Murray Nigel P, Reyes Eduardo, Orellana Nelson, Fuentealba Cynthia, Orellana Sebastian, Jacob Omar
Hospital Carabineros of Chile, Nunoa,Chile Email :
Asian Pac J Cancer Prev. 2016;17(7):3089-93.
To determine the utility of primary circulating prostate cells (CPC) for predicting early biochemical failure after radical prostatectomy for prostate cancer and compare the results with the Walz nomogram.
A single centre prospective study of men with prostate cancer treated with radical prostatectomy was conducted between 2004 and 2014. Clinicalpathological details were registered, along with total serum PSA presurgery, Gleason score, extracapsular extension, positive surgical margins, infiltration of lymph nodes, seminal vesicles and pathological stage. Primary circulating prostate cells were obtained using differential gel centrifugation and detected using standard immunocytochemistry with antiPSA. Biochemical failure was defined as a PSA >0.2ng/ml, predictive values were calculated using the Walz nomagram and CPC detection.
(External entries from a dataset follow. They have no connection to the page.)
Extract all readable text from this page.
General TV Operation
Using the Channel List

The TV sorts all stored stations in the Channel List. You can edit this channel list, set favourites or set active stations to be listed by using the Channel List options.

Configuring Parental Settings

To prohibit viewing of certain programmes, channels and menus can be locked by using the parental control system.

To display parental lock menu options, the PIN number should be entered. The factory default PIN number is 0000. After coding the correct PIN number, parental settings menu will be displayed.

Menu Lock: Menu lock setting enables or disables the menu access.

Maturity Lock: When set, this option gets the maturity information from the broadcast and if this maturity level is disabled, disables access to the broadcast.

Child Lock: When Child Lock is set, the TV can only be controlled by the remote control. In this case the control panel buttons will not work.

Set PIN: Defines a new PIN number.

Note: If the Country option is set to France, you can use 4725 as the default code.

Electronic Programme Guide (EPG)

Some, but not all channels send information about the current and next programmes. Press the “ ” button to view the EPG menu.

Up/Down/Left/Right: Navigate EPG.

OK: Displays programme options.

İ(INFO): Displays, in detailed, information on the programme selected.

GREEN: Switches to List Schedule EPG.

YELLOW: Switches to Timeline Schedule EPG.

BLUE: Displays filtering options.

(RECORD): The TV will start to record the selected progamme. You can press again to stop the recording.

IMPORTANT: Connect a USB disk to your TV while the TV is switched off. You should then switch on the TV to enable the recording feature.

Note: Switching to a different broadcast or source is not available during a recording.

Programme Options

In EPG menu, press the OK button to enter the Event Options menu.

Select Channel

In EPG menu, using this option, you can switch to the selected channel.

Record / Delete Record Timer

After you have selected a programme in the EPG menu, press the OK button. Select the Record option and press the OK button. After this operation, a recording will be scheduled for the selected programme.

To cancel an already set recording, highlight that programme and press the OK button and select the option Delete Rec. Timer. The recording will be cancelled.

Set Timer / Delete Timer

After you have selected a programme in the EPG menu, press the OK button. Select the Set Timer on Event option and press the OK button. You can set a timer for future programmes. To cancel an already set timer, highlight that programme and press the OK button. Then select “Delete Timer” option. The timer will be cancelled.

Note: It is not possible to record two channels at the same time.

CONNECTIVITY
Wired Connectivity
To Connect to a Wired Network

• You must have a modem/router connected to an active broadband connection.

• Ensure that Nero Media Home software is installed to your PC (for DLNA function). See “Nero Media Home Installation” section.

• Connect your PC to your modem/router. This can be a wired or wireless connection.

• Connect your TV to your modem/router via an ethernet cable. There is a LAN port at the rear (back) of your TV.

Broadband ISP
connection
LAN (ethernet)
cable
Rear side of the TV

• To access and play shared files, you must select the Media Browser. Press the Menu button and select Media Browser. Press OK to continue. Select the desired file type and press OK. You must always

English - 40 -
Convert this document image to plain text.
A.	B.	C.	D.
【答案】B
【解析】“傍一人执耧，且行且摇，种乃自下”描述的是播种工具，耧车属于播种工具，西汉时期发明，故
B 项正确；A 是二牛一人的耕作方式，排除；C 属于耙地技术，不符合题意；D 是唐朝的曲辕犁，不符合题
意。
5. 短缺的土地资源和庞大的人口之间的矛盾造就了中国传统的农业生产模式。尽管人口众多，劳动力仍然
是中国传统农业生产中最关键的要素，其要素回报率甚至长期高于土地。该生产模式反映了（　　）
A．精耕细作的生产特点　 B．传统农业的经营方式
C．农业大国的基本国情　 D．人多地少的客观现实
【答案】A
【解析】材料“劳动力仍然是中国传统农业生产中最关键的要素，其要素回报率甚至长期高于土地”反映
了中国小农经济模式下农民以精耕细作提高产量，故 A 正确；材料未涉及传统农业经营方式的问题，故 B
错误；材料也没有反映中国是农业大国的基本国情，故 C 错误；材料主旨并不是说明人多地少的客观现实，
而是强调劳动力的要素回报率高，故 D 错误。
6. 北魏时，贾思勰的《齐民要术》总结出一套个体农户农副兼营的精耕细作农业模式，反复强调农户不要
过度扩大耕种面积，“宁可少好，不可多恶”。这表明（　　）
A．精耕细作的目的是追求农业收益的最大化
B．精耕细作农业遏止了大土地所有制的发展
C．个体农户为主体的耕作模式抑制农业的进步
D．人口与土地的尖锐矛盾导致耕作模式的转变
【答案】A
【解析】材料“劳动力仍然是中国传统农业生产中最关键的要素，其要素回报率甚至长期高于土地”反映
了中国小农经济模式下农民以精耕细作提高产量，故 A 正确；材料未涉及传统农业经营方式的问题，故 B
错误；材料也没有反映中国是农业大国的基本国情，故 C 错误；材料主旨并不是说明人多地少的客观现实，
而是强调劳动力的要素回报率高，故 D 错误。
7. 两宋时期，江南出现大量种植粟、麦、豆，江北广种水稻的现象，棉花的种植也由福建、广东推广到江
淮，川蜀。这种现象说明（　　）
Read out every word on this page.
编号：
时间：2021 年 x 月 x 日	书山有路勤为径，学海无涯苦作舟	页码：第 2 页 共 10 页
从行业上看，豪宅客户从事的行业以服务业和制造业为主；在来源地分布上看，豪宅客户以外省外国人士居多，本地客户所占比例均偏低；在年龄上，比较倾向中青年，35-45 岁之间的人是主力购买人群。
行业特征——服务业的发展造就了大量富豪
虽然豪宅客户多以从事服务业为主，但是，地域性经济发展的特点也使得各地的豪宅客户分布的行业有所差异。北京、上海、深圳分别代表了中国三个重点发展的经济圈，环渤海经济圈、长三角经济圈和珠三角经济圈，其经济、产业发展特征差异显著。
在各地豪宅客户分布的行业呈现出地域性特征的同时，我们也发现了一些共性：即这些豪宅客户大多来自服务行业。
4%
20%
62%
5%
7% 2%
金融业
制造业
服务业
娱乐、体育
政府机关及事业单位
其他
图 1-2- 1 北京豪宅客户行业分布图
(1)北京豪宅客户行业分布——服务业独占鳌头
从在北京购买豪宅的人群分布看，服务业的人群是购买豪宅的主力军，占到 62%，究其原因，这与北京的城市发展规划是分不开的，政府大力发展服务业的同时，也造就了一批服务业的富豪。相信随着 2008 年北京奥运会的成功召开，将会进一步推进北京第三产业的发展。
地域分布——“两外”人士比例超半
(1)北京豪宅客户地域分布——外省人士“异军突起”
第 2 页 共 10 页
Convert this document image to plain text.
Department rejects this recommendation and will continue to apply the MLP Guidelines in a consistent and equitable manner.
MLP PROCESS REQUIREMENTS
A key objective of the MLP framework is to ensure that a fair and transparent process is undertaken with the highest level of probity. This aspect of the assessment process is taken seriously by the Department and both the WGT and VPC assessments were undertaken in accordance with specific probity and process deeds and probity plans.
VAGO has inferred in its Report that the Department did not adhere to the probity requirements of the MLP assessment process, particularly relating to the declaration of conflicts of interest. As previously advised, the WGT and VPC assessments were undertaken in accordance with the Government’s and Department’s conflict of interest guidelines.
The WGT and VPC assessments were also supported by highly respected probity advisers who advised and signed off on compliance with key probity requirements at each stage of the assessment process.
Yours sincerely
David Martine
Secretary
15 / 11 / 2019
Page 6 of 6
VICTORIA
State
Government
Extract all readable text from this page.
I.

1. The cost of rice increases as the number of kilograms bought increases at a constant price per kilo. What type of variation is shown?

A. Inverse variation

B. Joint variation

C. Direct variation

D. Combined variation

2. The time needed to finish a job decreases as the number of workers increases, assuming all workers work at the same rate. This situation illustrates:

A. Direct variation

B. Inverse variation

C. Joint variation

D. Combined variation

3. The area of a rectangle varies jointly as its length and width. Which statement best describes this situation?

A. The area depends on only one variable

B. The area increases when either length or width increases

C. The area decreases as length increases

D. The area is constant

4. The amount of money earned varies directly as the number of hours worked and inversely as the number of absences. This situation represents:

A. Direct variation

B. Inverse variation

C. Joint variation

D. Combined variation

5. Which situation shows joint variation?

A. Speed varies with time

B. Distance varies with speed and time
A total of 285 men participated, of whom 103/285 (36.1%) suffered biochemcial failure; 32/103 (31.1%) within two years of radical prostatectomy. Men with higher Gleason scores, higher pathological stage, infiltration of the surgical margin or prostate capsule and infiltration of seminal vesicles were more likely to undergo biochemical failure. There was a significant increase in the frequency of biochemical failure with increasing number of CPCs detected (p<0.0004 Chi squared for trend) and increasing percent prediction for the Walz nomogram (p<0.0001 Chi squared for trends). The positive predictive value of primary CPC detection, even using a cutoff point of ≥ 4 cells/sample was very low.
The detection of primary CPCs in men as a prognostic factor pretreatment fails to identify those at high risk of biochemical failure within two years of curative therapy. This is in keeping with their biological significance, that the majority of them will be eliminated by the primary therapy and thus have no influence on the subsequent clinical history of the patient.
确定原发性循环前列腺细胞(CPC)在预测前列腺癌根治术后早期生化复发方面的效用,并将结果与瓦尔兹列线图进行比较。
2004年至2014年间,对接受前列腺癌根治术的男性进行了一项单中心前瞻性研究。记录临床病理细节,包括术前总血清前列腺特异性抗原(PSA)、 Gleason评分、包膜外侵犯、手术切缘阳性、淋巴结浸润、精囊浸润和病理分期。采用差异凝胶离心法获取原发性循环前列腺细胞,并使用抗PSA标准免疫细胞化学法进行检测。生化复发定义为PSA>0.2ng/ml,使用瓦尔兹列线图和CPC检测计算预测值。
共有285名男性参与,其中103/285(36.1%)发生生化复发;32/103(31.1%)在前列腺癌根治术后两年内复发。Gleason评分较高、病理分期较高、手术切缘或前列腺包膜浸润以及精囊浸润的男性更易发生生化复发。随着检测到的CPC数量增加,生化复发频率显著增加(趋势检验卡方值p<0.0004),瓦尔兹列线图的预测百分比增加(趋势检验卡方值p<0.0001)。即使采用≥4个细胞/样本的截断点,原发性CPC检测的阳性预测值也非常低。
将男性原发性CPC检测作为预后因素进行预处理,无法识别那些在根治性治疗后两年内有高生化复发风险的患者。这与它们的生物学意义相符,即它们中的大多数会被原发性治疗清除,因此对患者随后的临床病程没有影响。